What “99.9% SLO” Means
- Target (best effort): 99.9% availability, calculated annually.
 - Scope: Infrastructure reachability and platform services at our network edge and hypervisor layer.
 - SLO, not SLA: This is a transparency goal, not a credit-back guarantee.
 
Infrastructure Redundancy
Power (A/B paths)
- UPS + generator for seamless bridging and extended runtime.
 - Dual PSUs per server, each to an independent PDU on separate power phases.
 - Regular testing, monitoring, and documented switchover runbooks.
 
Cooling (N+1)
- Two independent AC units (N+1); either unit can handle the full thermal load while the other is serviced.
 - Continuous temperature and humidity monitoring with alerting.
 
Network
- Dual FTTO uplinks on diverse paths/carriers with dynamic routing for rapid failover.
 - Redundant switching and upstream DDoS mitigation on a best-effort basis.
 
Storage & Ceph Availability
- Ceph-backed storage is available on Cloud VPS and Nextcloud.
 - Ceph is not available on Dedicated Servers or AMD VPS.
 
Operations
- Continuous monitoring of power, cooling, network, compute, and storage.
 - Proactive maintenance with rollback plans; many tasks are non-disruptive due to redundancy.
 - Incident response guided by documented runbooks and escalation paths.
 
Scheduled Maintenance (Excluded from 99.9%)
- We announce maintenance windows in advance and aim for off-peak timing.
 - If impact is expected, it will be stated in the notice; many actions are performed live with no interruption.
 
Exclusions (Outside Our Reasonable Control)
- Announced maintenance windows.
 - Natural disasters/force majeure (e.g., earthquakes, floods, severe storms, wildfires).
 - Third-party incidents (e.g., accidental fiber cuts, upstream carrier failures, grid/substation failures).

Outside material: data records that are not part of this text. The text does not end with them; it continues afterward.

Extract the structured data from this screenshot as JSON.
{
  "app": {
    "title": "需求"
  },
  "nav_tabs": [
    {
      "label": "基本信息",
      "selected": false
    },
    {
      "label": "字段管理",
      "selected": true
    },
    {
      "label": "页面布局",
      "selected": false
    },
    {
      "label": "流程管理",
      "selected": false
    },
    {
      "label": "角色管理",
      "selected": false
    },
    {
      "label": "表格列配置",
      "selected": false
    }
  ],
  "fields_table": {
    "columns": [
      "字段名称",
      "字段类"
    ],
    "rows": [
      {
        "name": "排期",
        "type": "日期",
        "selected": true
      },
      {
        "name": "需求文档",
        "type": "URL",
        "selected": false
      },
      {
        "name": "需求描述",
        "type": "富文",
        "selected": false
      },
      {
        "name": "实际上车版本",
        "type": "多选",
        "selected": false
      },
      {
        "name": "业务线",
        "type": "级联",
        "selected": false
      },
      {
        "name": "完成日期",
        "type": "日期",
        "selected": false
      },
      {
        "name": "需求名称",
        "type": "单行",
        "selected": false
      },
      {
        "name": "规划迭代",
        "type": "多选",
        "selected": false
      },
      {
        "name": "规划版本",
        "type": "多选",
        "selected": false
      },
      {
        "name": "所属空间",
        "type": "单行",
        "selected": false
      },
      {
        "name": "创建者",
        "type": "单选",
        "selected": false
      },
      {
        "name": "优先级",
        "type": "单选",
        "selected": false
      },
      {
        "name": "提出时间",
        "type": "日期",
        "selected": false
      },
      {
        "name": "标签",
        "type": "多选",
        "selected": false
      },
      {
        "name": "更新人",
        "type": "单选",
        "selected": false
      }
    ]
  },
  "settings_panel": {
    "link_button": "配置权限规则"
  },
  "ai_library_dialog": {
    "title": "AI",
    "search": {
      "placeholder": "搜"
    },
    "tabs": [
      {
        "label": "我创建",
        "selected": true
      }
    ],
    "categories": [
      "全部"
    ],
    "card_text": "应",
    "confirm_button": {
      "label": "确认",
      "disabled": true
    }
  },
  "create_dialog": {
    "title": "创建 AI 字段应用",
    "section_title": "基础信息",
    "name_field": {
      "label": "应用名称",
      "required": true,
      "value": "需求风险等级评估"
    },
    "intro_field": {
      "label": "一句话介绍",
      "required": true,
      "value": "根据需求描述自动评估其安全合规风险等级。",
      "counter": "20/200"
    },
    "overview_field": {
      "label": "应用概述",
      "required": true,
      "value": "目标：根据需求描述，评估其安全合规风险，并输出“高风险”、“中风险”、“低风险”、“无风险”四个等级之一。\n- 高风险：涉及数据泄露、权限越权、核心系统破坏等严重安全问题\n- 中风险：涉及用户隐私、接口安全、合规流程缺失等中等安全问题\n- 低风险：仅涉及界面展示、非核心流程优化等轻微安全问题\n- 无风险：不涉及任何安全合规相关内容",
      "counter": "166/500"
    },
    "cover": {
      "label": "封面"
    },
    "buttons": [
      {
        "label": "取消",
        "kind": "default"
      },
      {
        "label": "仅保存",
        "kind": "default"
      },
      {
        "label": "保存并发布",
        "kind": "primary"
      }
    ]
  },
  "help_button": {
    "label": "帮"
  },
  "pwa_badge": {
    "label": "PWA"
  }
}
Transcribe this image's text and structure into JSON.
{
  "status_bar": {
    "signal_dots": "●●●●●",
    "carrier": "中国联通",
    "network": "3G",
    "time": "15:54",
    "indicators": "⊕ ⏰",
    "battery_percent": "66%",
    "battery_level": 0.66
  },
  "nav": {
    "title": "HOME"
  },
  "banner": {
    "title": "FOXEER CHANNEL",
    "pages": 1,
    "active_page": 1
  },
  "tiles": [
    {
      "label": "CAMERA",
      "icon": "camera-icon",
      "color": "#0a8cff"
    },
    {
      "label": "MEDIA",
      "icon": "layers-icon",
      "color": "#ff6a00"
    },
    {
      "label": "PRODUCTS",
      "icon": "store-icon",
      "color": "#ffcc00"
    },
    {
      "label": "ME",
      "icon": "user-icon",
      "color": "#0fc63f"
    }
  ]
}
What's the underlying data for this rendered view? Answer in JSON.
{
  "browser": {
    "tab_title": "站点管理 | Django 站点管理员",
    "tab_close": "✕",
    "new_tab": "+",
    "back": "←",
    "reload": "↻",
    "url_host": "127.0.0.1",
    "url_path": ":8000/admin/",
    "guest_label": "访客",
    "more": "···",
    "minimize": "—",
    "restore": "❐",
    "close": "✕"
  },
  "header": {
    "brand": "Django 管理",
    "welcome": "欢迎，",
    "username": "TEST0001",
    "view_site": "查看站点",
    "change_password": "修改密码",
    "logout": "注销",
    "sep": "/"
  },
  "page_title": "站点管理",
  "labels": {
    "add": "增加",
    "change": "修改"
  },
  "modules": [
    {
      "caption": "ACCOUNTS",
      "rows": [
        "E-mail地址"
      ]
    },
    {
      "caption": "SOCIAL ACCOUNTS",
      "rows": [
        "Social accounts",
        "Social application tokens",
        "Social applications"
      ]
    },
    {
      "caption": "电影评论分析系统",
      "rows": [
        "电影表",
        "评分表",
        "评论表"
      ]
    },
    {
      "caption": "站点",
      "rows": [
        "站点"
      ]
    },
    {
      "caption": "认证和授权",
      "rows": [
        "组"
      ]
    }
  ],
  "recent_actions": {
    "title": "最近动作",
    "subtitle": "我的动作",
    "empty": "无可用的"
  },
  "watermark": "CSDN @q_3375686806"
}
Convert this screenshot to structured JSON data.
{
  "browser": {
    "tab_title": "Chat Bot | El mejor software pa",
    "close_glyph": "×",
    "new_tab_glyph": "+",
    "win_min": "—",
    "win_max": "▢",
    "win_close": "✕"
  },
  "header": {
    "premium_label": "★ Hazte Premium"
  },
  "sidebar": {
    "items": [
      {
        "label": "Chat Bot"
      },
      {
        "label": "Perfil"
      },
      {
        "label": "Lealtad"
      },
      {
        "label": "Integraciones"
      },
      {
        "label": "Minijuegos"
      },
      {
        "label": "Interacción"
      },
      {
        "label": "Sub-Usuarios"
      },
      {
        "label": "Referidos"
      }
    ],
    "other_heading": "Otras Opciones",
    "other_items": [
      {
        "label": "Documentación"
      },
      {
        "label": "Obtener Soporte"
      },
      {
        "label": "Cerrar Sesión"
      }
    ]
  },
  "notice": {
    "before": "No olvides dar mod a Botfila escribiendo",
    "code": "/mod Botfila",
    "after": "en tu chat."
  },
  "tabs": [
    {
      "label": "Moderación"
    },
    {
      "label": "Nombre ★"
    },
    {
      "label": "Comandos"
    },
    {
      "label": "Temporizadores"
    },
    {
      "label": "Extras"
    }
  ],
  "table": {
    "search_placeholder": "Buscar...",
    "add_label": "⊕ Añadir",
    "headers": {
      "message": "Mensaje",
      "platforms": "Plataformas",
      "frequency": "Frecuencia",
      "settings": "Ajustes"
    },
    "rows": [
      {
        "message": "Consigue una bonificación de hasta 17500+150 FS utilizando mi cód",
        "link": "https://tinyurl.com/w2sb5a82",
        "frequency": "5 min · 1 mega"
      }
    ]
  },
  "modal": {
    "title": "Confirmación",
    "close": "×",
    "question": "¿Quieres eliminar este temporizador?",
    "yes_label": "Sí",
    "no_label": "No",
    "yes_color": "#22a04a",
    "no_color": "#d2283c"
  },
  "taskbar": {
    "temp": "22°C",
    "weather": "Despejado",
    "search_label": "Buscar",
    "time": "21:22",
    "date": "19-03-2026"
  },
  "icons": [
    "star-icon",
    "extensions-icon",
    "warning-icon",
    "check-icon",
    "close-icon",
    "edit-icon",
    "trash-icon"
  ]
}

 - Customer-side causes (e.g., guest OS/app misconfiguration, exhausted resources, firewall rules, or changes by the customer/their vendors).
 
Conclusion
Our layered design A/B power, N+1 cooling, diverse fiber uplinks, and fault-tolerant storage where applicable is built to achieve a best-effort 99.9% annual uptime. While no system can guarantee 100% availability, this architecture minimizes the impact of component failures and enables maintenance with minimal disruption. The 99.9% target is calculated annually and excludes announced maintenance and events beyond our reasonable control.